Divide Work and Play
Working freelance from home has a whole host of benefits, like the absence of a commute, a laid-back environment, comfort, and proximity to loved ones. I will be very truthful when I say that these benefits rock. But I’ve learned that it’s essential to divide work and play from the get-go to be truly successful.
When I set up my home office, I wasn’t able to go for the literal divide. I have a small apartment, so I couldn’t block off an entire room. I decided to reserve a desk and bookshelf nook exclusively for freelance work, which worked well for me. I live alone, so I don’t have to worry about distractions and noises, other than my acrobatic cat! However, I found that I often wanted to work from bed or the couch, or even have the TV on in the background. This reserved workspace helped me stay focused.
After I reserved my workspace, I shopped for basic essentials—a cozy chair, office supplies, a printer, and plenty of notebooks and pens. I had a built-in desk, so that was an advantage, but if you don’t have one, make sure to get a desk that accommodates your profession and offers plenty of working space.

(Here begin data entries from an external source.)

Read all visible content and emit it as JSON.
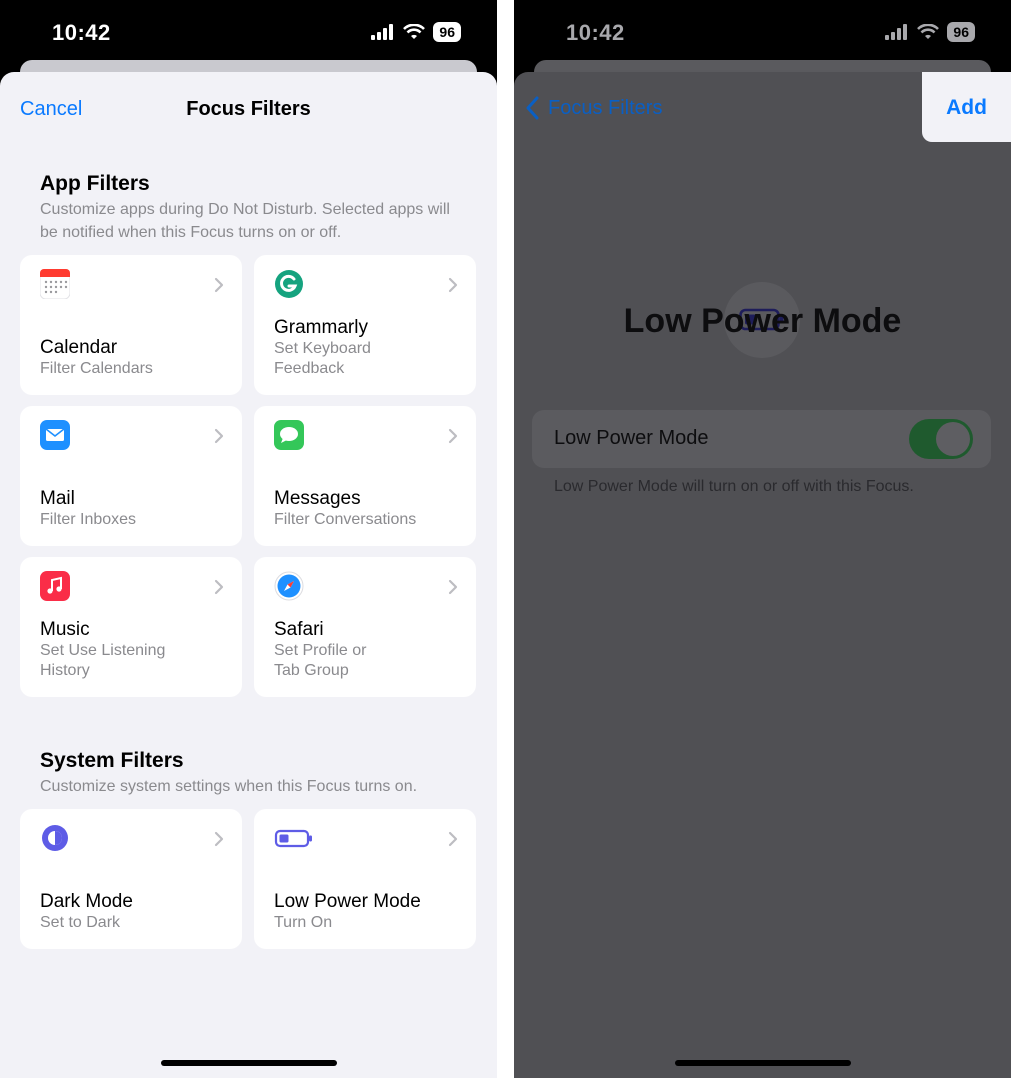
{
  "left": {
    "status": {
      "time": "10:42",
      "battery": "96"
    },
    "nav": {
      "cancel": "Cancel",
      "title": "Focus Filters"
    },
    "app_filters": {
      "header": "App Filters",
      "desc": "Customize apps during Do Not Disturb. Selected apps will be notified when this Focus turns on or off.",
      "tiles": [
        {
          "title": "Calendar",
          "sub": "Filter Calendars",
          "icon": "calendar-icon"
        },
        {
          "title": "Grammarly",
          "sub": "Set Keyboard Feedback",
          "icon": "grammarly-icon"
        },
        {
          "title": "Mail",
          "sub": "Filter Inboxes",
          "icon": "mail-icon"
        },
        {
          "title": "Messages",
          "sub": "Filter Conversations",
          "icon": "messages-icon"
        },
        {
          "title": "Music",
          "sub": "Set Use Listening History",
          "icon": "music-icon"
        },
        {
          "title": "Safari",
          "sub": "Set Profile or Tab Group",
          "icon": "safari-icon"
        }
      ]
    },
    "system_filters": {
      "header": "System Filters",
      "desc": "Customize system settings when this Focus turns on.",
      "tiles": [
        {
          "title": "Dark Mode",
          "sub": "Set to Dark",
          "icon": "dark-mode-icon"
        },
        {
          "title": "Low Power Mode",
          "sub": "Turn On",
          "icon": "battery-icon"
        }
      ]
    }
  },
  "right": {
    "status": {
      "time": "10:42",
      "battery": "96"
    },
    "nav": {
      "back": "Focus Filters",
      "add": "Add"
    },
    "title": "Low Power Mode",
    "toggle": {
      "label": "Low Power Mode",
      "on": true
    },
    "footer": "Low Power Mode will turn on or off with this Focus."
  },
  "colors": {
    "accent": "#0a7aff",
    "toggle_on": "#34c759"
  }
}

Make sure you have everything you need, so you can focus on running and growing your business instead of worrying about what you’re missing. If you do live with a family or roommates, I would suggest blocking off a room of your own, or setting up room dividers to maintain a separation between work and play. If you're selling a product like makeup or essential oils, be sure to install shelves and organizational systems to keep products organized and protected. Communicate with your loved ones that you are working on your career when you go to this space. Try to limit interruptions to emergencies only.
Create a Business Plan
Once I had my space set up, I decorated it in a way that inspired me to get started—with reminders of my passion. I lined my shelves with books and inspirational knick-knacks, like wooden signs of the words “read” and “write.” I worked my color scheme through my living room into my home office, and set up a table lamp for lighting and ambience.
When it came down to business, my first professional task was to create a business plan. I outlined my overall goals, and then broke them down into achievable actions. I wanted to earn extra income, strengthen my writing muscles, create a brand for my writing, and increase my exposure. Those are great goals, but I needed measurable and attainable steps to get there.

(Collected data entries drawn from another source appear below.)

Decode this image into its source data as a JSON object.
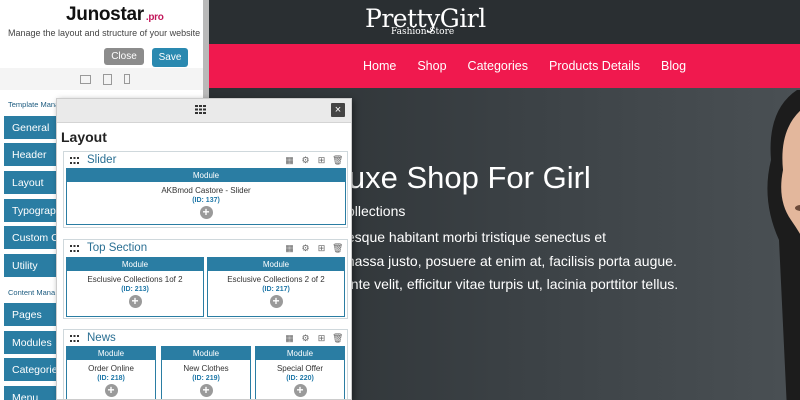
{
  "editor": {
    "brand": "Junostar",
    "brand_pro": ".pro",
    "tagline": "Manage the layout and structure of your website",
    "close_label": "Close",
    "save_label": "Save",
    "template_section_label": "Template Mana",
    "template_items": [
      "General",
      "Header",
      "Layout",
      "Typography",
      "Custom Co",
      "Utility"
    ],
    "content_section_label": "Content Mana",
    "content_items": [
      "Pages",
      "Modules",
      "Categories",
      "Menu"
    ]
  },
  "layout_panel": {
    "title": "Layout",
    "close_icon": "×",
    "sections": [
      {
        "title": "Slider",
        "modules": [
          {
            "header": "Module",
            "name": "AKBmod Castore - Slider",
            "id": "(ID: 137)"
          }
        ]
      },
      {
        "title": "Top Section",
        "modules": [
          {
            "header": "Module",
            "name": "Esclusive Collections 1of 2",
            "id": "(ID: 213)"
          },
          {
            "header": "Module",
            "name": "Esclusive Collections 2 of 2",
            "id": "(ID: 217)"
          }
        ]
      },
      {
        "title": "News",
        "modules": [
          {
            "header": "Module",
            "name": "Order Online",
            "id": "(ID: 218)"
          },
          {
            "header": "Module",
            "name": "New Clothes",
            "id": "(ID: 219)"
          },
          {
            "header": "Module",
            "name": "Special Offer",
            "id": "(ID: 220)"
          }
        ]
      }
    ]
  },
  "site": {
    "logo": "PrettyGirl",
    "logo_sub": "Fashion Store",
    "nav": [
      "Home",
      "Shop",
      "Categories",
      "Products Details",
      "Blog"
    ],
    "hero_title": "luxe Shop For Girl",
    "hero_subtitle": "ollections",
    "hero_lines": [
      "tesque habitant morbi tristique senectus et",
      "massa justo, posuere at enim at, facilisis porta augue.",
      "ante velit, efficitur vitae turpis ut, lacinia porttitor tellus."
    ]
  },
  "colors": {
    "accent_blue": "#2a7da3",
    "nav_pink": "#f0194e",
    "site_dark": "#2f3437"
  }
}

My first step was to set up a professional website that defined my brand as a writer. This is where clients and agents could go to see my contact information, social media platform, bio, and portfolio. Likewise, I set up a blog and made a schedule of social media posts to leverage those thriving mediums. These steps allowed me to work toward my goal of gaining exposure. I then began to search and apply for freelance jobs through referrals, job search sites, and community boards.

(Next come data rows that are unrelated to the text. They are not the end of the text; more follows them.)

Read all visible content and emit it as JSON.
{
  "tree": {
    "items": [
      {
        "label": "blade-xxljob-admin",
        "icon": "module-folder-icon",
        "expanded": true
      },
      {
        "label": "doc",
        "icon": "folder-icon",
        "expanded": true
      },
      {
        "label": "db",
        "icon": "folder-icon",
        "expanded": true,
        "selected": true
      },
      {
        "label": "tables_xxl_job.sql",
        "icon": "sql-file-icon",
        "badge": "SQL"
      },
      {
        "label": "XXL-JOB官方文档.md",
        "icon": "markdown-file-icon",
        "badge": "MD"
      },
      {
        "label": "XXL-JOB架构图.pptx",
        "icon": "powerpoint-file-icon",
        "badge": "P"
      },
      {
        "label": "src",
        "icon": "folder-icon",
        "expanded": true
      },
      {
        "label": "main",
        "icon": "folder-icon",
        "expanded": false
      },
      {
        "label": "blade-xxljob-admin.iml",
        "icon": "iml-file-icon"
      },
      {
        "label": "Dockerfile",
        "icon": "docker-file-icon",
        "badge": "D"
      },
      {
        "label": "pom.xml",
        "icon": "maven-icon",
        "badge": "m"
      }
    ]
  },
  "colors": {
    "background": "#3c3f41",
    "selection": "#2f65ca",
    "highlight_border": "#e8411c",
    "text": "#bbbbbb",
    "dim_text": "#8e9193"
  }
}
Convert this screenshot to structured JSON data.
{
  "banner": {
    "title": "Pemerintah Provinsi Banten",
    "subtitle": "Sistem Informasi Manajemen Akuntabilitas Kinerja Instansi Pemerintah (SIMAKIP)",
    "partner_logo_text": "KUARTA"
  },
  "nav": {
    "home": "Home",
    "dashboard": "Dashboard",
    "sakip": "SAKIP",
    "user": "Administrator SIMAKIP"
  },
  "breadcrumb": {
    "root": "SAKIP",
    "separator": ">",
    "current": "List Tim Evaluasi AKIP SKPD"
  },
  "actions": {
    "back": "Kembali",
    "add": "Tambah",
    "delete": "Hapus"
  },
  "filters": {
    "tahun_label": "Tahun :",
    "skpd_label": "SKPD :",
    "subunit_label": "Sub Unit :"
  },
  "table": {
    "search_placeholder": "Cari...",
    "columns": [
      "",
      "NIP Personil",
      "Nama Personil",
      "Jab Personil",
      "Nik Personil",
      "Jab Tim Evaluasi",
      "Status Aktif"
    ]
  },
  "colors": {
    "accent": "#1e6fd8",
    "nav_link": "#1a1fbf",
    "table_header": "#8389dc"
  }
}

Creating a business plan will be different for every professional. For example, if you are selling essential oils, you may set your first goal to sell $200 in one month. In order to do this, you’d need to break that goal down. Explain how you will achieve that. Schedule the parties you need to host and calls you need to make. This technique applies to any business and will help you stay on target.
Start small and build up as your business grows. Keep your plan accessible for easy reference. You may even frame goals to display your dreams. It’s your new vision board!
Network and Get Your Name Out
Another first step I completed was creating business cards and searching for professional networking opportunities in my city. I found DFW Writer’s Conference through a writing critique group, and this introduced me to even more writers. I followed authors I liked on social media and soon found out about writing residencies and workshops in my state. Joining SCBWI also gave me access to news about agents, publishers, workshops, critiques, and mixers.
Sites like LinkedIn and alumni organizations often display information about professional mixers as well, so take advantage of those resources. Networking events are great ways to get you out of the house to tell people about your business. Always keep your business cards on you, because you never know when you’ll meet someone who needs what you offer! I once found a client through an alumni mixer, without even planning on it. It was a gentleman who ran a successful business, but hated the communications aspect of it. He was so happy to find a writer.
Once I established a list of clients, I kept their information so I could check up on them regularly. I strive to offer quality customer service and continuous support. Remember, your best marketing tool is word-of-mouth, so give everyone a great experience.
Congratulations on your new business adventure! Launching a business from home takes discipline and perseverance, but in the end, I’ve found it to be so very rewarding.